What is WDC2014?

This prestigious status is designated biennially by the International Council of Societies of Industrial Design (ICSID) to cities that are dedicated to using design for social, cultural and economic development.

What is the World Design Capital Bid?

Design City

World Design Capital 2014

The bi-annual award is bestowed by the Icsid to cities dedicated to using design for their social, economic and cultural development. A World Design Capital designation gives a winning city global focus during a year-long programme of design-led events, and Cape Town is bidding for the 2014 opportunity. Previous winners have included Torino, Italy (2008), and Seoul, South Korea (this year’s title-holder) while Helsinki, Finland will be World Design Capital in 2012.

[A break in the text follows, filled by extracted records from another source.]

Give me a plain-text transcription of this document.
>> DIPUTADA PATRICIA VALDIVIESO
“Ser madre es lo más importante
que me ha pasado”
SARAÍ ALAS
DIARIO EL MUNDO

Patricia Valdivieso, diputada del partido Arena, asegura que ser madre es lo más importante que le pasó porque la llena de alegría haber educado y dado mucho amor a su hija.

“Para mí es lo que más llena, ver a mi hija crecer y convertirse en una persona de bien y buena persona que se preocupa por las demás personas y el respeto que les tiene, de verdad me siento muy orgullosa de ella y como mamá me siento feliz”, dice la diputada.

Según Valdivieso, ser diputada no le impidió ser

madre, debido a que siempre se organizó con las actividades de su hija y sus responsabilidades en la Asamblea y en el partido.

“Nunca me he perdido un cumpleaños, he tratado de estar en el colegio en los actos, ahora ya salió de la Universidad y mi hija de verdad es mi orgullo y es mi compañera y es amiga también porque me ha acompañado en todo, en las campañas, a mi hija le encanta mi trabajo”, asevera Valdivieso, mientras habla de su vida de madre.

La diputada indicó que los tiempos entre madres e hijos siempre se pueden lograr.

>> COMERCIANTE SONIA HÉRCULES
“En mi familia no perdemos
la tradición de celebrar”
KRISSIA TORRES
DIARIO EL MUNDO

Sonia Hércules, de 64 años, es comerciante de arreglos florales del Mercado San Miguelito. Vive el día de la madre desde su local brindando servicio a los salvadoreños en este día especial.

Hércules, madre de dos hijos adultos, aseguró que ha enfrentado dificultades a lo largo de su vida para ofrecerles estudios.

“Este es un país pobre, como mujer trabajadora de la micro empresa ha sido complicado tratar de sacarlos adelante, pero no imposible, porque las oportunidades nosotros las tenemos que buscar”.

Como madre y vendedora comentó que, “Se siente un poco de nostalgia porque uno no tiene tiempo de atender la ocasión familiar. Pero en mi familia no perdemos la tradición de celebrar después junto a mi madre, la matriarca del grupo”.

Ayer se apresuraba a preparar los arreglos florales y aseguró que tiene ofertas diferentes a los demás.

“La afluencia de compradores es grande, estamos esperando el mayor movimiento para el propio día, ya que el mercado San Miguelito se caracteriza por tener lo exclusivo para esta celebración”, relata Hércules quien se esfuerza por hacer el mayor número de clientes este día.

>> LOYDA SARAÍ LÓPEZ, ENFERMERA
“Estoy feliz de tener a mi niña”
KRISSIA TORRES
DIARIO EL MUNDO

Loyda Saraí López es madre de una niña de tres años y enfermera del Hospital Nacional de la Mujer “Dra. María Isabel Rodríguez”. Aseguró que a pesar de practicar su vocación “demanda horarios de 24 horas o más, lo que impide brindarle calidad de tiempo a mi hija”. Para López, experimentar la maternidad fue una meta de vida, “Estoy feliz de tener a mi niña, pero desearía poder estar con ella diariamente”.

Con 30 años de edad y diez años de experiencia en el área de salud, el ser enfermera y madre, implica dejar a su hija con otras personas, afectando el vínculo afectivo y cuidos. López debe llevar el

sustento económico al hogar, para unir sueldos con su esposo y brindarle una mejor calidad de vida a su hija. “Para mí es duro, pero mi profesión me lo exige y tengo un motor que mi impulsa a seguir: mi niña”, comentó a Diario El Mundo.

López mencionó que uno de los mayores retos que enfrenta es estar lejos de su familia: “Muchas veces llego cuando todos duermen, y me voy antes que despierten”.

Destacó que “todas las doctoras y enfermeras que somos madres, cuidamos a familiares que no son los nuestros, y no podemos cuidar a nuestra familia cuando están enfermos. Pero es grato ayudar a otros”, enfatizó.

With Cape Town’s theme being ‘Live Design. Transform Life’, the City of Cape Town has mandated the Cape Town Partnership to coordinate the City’s bid, and already a vital network of partners from local and provincial government, creative industry organisations and institutions, the media and leaders in local design have come together to lend support for the initiative. Other cities currently in the running for the 2014 title are reportedly Bilbao, Dublin and a number of Chinese cities.

Says Lorelle Bell, the Cape Town Partnership’s bid coordinator: “Cape Town may not have Bilbao’s design assets or Dublin’s locale, or for that matter China’s financial resources, but what we do have as a City is a strong story to tell 20 years post-democracy of how design is being used to undo how the City was historically designed to divide people. Icsid is understood to be looking for a City from a developing country.”

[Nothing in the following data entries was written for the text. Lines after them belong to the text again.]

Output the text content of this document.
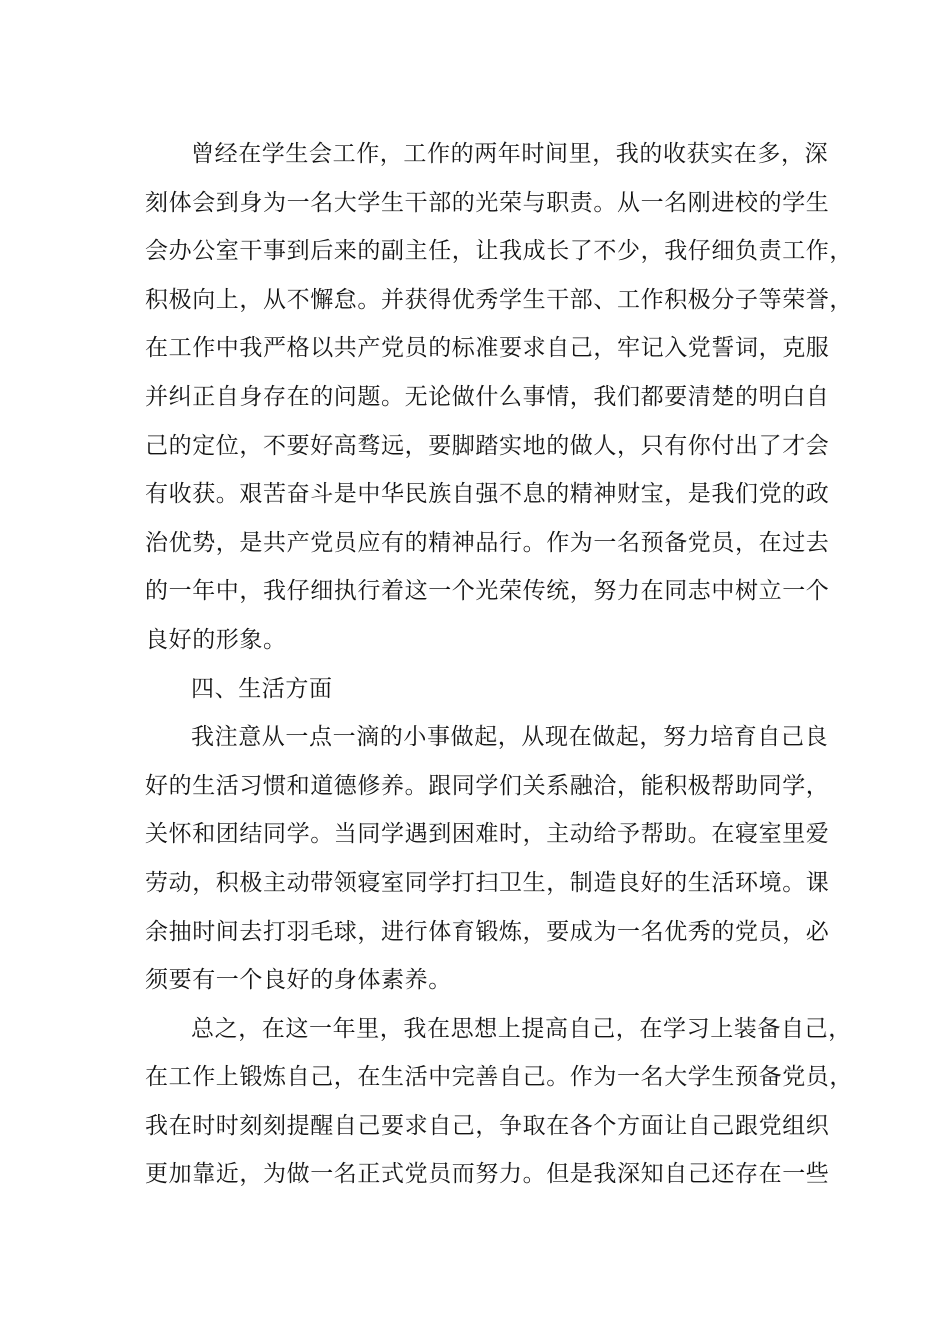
曾经在学生会工作，工作的两年时间里，我的收获实在多，深
刻体会到身为一名大学生干部的光荣与职责。从一名刚进校的学生
会办公室干事到后来的副主任，让我成长了不少，我仔细负责工作，
积极向上，从不懈怠。并获得优秀学生干部、工作积极分子等荣誉，
在工作中我严格以共产党员的标准要求自己，牢记入党誓词，克服
并纠正自身存在的问题。无论做什么事情，我们都要清楚的明白自
己的定位，不要好高骛远，要脚踏实地的做人，只有你付出了才会
有收获。艰苦奋斗是中华民族自强不息的精神财宝，是我们党的政
治优势，是共产党员应有的精神品行。作为一名预备党员，在过去
的一年中，我仔细执行着这一个光荣传统，努力在同志中树立一个
良好的形象。
四、生活方面
我注意从一点一滴的小事做起，从现在做起，努力培育自己良
好的生活习惯和道德修养。跟同学们关系融洽，能积极帮助同学，
关怀和团结同学。当同学遇到困难时，主动给予帮助。在寝室里爱
劳动，积极主动带领寝室同学打扫卫生，制造良好的生活环境。课
余抽时间去打羽毛球，进行体育锻炼，要成为一名优秀的党员，必
须要有一个良好的身体素养。
总之，在这一年里，我在思想上提高自己，在学习上装备自己，
在工作上锻炼自己，在生活中完善自己。作为一名大学生预备党员，
我在时时刻刻提醒自己要求自己，争取在各个方面让自己跟党组织
更加靠近，为做一名正式党员而努力。但是我深知自己还存在一些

The theme of the bid will broadly be connection and reconnection and focus on the way Cape Town has been using design to reconnect people through projects such as the IRT, the public spaces programme, the dark fibre network, research and design being conducted at educational institutions, and even how our calendar of major public events draws on the talents of designers, their networks and design programmes to incorporate as wide a citizen base as possible.  It will also look at public architecture, as well as art and memorialisation, in terms of their contribution to place-making. The bid allows the City, for example, to leverage the gains made during the 2010 FIFA World Cup which demonstrated the positive impact of people-centred design.

Cape Town will also use the bid process to promote City design assets and designers, and use this process to put design and the City’s design-led projects in the public domain, so that people generally can begin to understand the impact design can have on City development, how important designers are, and how critical design education is to the City if we are to create strategic-thinkers and innovative design entrepreneurs for the future.

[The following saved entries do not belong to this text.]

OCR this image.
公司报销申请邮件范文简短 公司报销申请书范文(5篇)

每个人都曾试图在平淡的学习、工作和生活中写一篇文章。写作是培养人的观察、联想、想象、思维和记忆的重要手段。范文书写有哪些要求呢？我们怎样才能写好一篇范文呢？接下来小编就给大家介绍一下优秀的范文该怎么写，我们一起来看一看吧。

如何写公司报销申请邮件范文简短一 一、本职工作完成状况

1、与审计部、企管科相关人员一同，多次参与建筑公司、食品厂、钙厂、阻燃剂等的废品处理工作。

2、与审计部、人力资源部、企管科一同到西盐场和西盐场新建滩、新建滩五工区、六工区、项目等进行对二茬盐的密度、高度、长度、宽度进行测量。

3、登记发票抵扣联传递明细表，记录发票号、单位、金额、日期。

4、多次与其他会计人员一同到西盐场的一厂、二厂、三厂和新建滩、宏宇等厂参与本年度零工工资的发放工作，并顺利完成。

Adds Bell: “We have a thriving design community – from our internationally awarded and recognised industrial designers, to our architects and even our animation industry. This is an ideal opportunity for all creative industries to showcase our talent to the world, and achieve important recognition for design among our own communities in terms of educational transformation and development.”

The first step in the bidding process is the preparation of a bid book to specific guidelines laid out by the Icsid, and to be submitted by the end of March.

Says Bell: “We are therefore calling for all those involved in design, in whatever way, to look at submitting their projects and programmes for consideration for the bid book. We are also asking all those in the creative industries to lend support to the bid by displaying the ‘I support World Design Capital 2014’ logo on their own property – from websites and blogs to promotional material.”